Commuters riot over train delays
Commuters enraged by delays in evening train services set fire to one of South America’s biggest stations, looted nearby shops and attacked riot police.
Police fired rubber bullets and tear gas as rioters pelted them with rocks. The fighting at Buenos Aires’ Constitucion station spilled into a nearby street as demonstrators shattered windows, set fire to a ticket sales area, looted shops and ripped pay phones from walls.
Hundreds of passengers fled the fighting inside the station, one of the largest in South America with an estimated 300,000 users daily.
Twelve police officers were injured by flying rocks, mostly with cuts and bruises to the head and chest, and nine people were also treated at the scene for smoke inhalation, said Alberto Crescenti, a spokesman for emergency medical workers.
Police Commissioner Ricardo Falana reported 16 arrests, including two minors.
He said about 100 police were needed to quell the rioters, who he said threw a “hail of rocks” at officers.
During the disturbances, a motorcycle was set ablaze and angry youths used metal poles to try to break down tall wooden doors to a security office in the station.
Firefighters quickly put out small fires in trash cans and the ticket area. Shattered glass, bricks and sticks littered the hall afterwards.
The fighting threw evening rush hour into chaos, forcing a cancellation of all train service early today.
Fernando Jantus, a spokesman for the Metropolitano train concession, said service was interrupted at the evening rush hour because a train broke down on a key track just outside the station, blocking other trains from leaving the station.
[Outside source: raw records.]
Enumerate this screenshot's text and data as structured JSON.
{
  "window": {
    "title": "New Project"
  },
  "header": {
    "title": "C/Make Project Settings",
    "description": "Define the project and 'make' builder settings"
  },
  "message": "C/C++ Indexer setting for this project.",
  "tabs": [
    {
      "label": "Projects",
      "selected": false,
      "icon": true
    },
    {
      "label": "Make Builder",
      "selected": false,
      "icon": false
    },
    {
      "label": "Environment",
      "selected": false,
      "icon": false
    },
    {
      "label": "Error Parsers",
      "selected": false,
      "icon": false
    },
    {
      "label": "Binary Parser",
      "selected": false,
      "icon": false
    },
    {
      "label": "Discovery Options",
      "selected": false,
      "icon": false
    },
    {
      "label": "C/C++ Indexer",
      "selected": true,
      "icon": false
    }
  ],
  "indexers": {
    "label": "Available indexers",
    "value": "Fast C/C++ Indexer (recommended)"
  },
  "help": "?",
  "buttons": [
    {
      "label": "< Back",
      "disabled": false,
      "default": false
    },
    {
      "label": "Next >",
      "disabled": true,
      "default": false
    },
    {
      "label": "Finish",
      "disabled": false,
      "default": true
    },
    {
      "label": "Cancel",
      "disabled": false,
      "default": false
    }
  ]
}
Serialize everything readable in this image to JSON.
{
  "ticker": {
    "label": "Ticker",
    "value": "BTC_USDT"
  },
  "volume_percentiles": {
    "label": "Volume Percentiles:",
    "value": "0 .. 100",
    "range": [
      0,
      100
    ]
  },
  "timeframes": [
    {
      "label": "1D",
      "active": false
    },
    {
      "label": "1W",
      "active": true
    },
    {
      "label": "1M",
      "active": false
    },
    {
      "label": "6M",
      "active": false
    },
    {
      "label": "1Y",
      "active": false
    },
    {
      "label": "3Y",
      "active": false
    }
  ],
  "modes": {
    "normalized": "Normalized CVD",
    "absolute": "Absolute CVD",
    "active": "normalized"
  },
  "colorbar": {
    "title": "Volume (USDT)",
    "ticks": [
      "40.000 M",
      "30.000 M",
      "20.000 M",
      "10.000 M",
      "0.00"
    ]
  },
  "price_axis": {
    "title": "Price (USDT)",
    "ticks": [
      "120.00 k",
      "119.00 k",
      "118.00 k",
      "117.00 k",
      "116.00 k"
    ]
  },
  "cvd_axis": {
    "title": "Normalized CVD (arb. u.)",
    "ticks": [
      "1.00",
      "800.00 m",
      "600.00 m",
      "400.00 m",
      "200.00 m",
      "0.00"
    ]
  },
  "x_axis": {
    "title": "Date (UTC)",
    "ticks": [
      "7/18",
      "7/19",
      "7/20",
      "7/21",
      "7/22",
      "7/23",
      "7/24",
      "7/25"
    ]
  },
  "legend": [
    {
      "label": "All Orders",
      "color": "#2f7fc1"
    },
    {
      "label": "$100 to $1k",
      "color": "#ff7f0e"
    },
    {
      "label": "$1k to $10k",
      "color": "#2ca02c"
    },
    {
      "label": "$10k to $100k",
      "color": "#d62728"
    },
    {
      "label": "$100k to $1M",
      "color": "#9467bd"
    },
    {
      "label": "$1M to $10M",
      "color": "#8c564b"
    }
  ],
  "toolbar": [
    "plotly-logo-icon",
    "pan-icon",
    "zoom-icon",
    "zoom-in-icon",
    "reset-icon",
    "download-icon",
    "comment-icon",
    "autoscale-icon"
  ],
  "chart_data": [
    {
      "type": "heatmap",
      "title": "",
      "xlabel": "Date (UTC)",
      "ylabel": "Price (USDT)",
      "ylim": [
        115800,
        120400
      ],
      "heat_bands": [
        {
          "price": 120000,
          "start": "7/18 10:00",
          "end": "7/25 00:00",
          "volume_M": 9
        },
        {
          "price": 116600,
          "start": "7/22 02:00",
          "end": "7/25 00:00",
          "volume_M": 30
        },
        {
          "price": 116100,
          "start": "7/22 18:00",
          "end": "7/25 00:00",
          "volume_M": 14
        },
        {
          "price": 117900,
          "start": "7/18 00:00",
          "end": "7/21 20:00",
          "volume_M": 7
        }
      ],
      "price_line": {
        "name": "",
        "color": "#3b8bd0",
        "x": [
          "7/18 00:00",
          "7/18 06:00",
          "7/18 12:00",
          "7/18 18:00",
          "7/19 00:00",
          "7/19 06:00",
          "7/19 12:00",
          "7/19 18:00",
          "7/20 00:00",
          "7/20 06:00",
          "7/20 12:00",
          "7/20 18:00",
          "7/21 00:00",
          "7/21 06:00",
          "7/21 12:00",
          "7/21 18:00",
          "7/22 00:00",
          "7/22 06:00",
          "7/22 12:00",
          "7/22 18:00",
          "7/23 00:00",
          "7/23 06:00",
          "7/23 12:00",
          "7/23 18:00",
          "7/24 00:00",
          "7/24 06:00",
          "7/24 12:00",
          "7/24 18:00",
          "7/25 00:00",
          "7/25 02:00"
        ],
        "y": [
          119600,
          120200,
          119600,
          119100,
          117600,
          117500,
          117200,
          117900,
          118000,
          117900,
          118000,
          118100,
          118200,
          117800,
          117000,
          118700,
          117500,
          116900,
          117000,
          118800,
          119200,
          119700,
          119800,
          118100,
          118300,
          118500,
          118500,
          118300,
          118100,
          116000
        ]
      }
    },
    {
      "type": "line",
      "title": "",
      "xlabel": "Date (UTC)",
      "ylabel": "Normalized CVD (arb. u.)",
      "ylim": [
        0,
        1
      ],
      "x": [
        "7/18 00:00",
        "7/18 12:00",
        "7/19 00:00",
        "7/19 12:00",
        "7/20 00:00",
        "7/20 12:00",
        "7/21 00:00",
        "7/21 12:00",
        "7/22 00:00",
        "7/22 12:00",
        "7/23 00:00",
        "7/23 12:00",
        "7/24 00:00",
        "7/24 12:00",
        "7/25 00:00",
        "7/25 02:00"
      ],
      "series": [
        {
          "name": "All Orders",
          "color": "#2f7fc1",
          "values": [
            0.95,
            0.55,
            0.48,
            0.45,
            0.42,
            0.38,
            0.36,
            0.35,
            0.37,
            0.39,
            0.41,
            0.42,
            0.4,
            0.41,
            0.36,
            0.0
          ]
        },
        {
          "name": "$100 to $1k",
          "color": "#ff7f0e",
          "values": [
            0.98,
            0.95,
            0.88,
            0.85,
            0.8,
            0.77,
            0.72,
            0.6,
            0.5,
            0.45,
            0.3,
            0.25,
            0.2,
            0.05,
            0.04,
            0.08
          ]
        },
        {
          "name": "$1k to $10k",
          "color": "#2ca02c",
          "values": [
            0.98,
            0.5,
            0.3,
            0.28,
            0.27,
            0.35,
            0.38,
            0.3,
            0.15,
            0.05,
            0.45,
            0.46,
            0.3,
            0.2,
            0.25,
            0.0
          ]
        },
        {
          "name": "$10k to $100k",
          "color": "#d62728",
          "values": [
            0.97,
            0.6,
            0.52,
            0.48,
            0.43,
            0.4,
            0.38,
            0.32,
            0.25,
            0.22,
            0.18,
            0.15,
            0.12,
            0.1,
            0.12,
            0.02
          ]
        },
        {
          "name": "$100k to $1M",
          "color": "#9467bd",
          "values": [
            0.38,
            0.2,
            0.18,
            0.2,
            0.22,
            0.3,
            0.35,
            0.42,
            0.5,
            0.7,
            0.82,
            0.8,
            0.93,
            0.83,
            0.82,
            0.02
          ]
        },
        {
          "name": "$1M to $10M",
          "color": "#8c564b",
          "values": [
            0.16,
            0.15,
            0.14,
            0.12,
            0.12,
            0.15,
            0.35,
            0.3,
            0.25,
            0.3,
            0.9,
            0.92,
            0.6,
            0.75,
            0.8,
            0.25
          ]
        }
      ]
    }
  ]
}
“The problem happened at the worst moment,” he said, noting the rioting began in the peak evening rush around 6.30pm local time.
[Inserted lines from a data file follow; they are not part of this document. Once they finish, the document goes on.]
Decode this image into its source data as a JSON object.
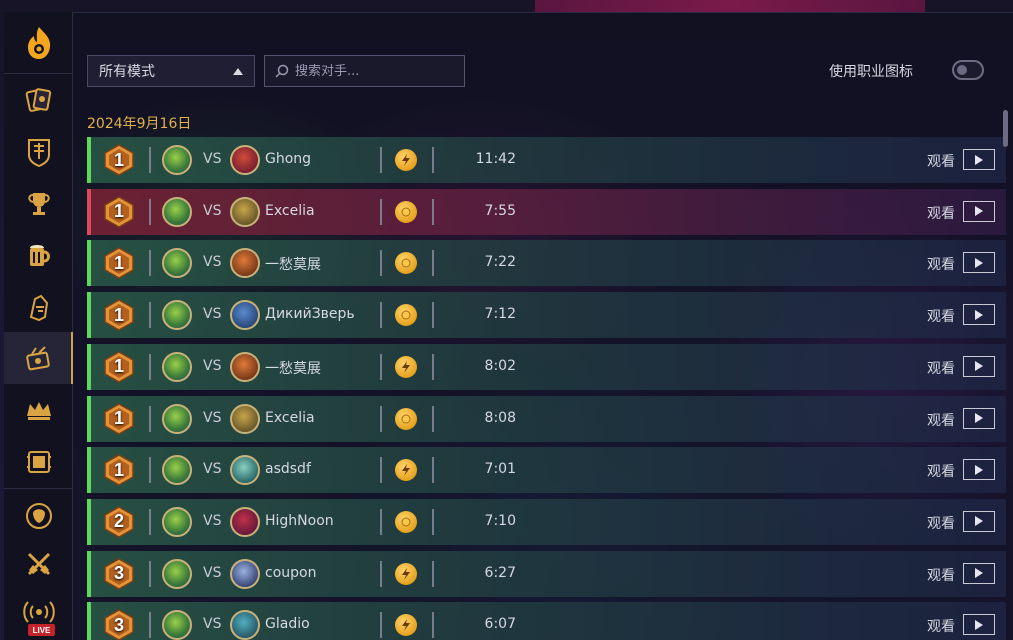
{
  "toolbar": {
    "mode_select": "所有模式",
    "search_placeholder": "搜索对手...",
    "class_icon_toggle_label": "使用职业图标",
    "class_icon_toggle_on": false
  },
  "sidebar": {
    "items": [
      {
        "icon": "hearthstone-logo-icon"
      },
      {
        "icon": "card-collection-icon"
      },
      {
        "icon": "deck-shield-icon"
      },
      {
        "icon": "trophy-icon"
      },
      {
        "icon": "tavern-mug-icon"
      },
      {
        "icon": "hero-helmet-icon"
      },
      {
        "icon": "battlegrounds-replay-icon",
        "active": true
      },
      {
        "icon": "crown-icon"
      },
      {
        "icon": "tavern-board-icon"
      },
      {
        "icon": "lion-emblem-icon"
      },
      {
        "icon": "crossed-swords-icon"
      },
      {
        "icon": "live-broadcast-icon",
        "badge": "LIVE"
      }
    ]
  },
  "colors": {
    "win": "#5cd957",
    "loss": "#d94a5a",
    "date": "#e0b14c",
    "accent": "#c9a54a"
  },
  "date_header": "2024年9月16日",
  "vs_label": "VS",
  "watch_label": "观看",
  "matches": [
    {
      "placement": "1",
      "result": "win",
      "opponent": "Ghong",
      "mode_icon": "bolt",
      "duration": "11:42"
    },
    {
      "placement": "1",
      "result": "loss",
      "opponent": "Excelia",
      "mode_icon": "coin",
      "duration": "7:55"
    },
    {
      "placement": "1",
      "result": "win",
      "opponent": "一愁莫展",
      "mode_icon": "coin",
      "duration": "7:22"
    },
    {
      "placement": "1",
      "result": "win",
      "opponent": "ДикийЗверь",
      "mode_icon": "coin",
      "duration": "7:12"
    },
    {
      "placement": "1",
      "result": "win",
      "opponent": "一愁莫展",
      "mode_icon": "bolt",
      "duration": "8:02"
    },
    {
      "placement": "1",
      "result": "win",
      "opponent": "Excelia",
      "mode_icon": "coin",
      "duration": "8:08"
    },
    {
      "placement": "1",
      "result": "win",
      "opponent": "asdsdf",
      "mode_icon": "bolt",
      "duration": "7:01"
    },
    {
      "placement": "2",
      "result": "win",
      "opponent": "HighNoon",
      "mode_icon": "coin",
      "duration": "7:10"
    },
    {
      "placement": "3",
      "result": "win",
      "opponent": "coupon",
      "mode_icon": "bolt",
      "duration": "6:27"
    },
    {
      "placement": "3",
      "result": "win",
      "opponent": "Gladio",
      "mode_icon": "bolt",
      "duration": "6:07"
    }
  ]
}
Passengers have long complained about poor commuter rail service on lines leading from Constitucion station in downtown Buenos Aires to poor southern suburbs of the Argentine capital.
The riot was the second major outbreak of violence at the station since passengers angry over cancellation of train service one day last September set three train carriages ablaze and police made seven arrests.
Buenos Aires area commuter rail lines were privatised in the 1990s under then-President Carlos Menem, but passengers have complained for years about the failure of new operators to provide timely service on often crowded routes.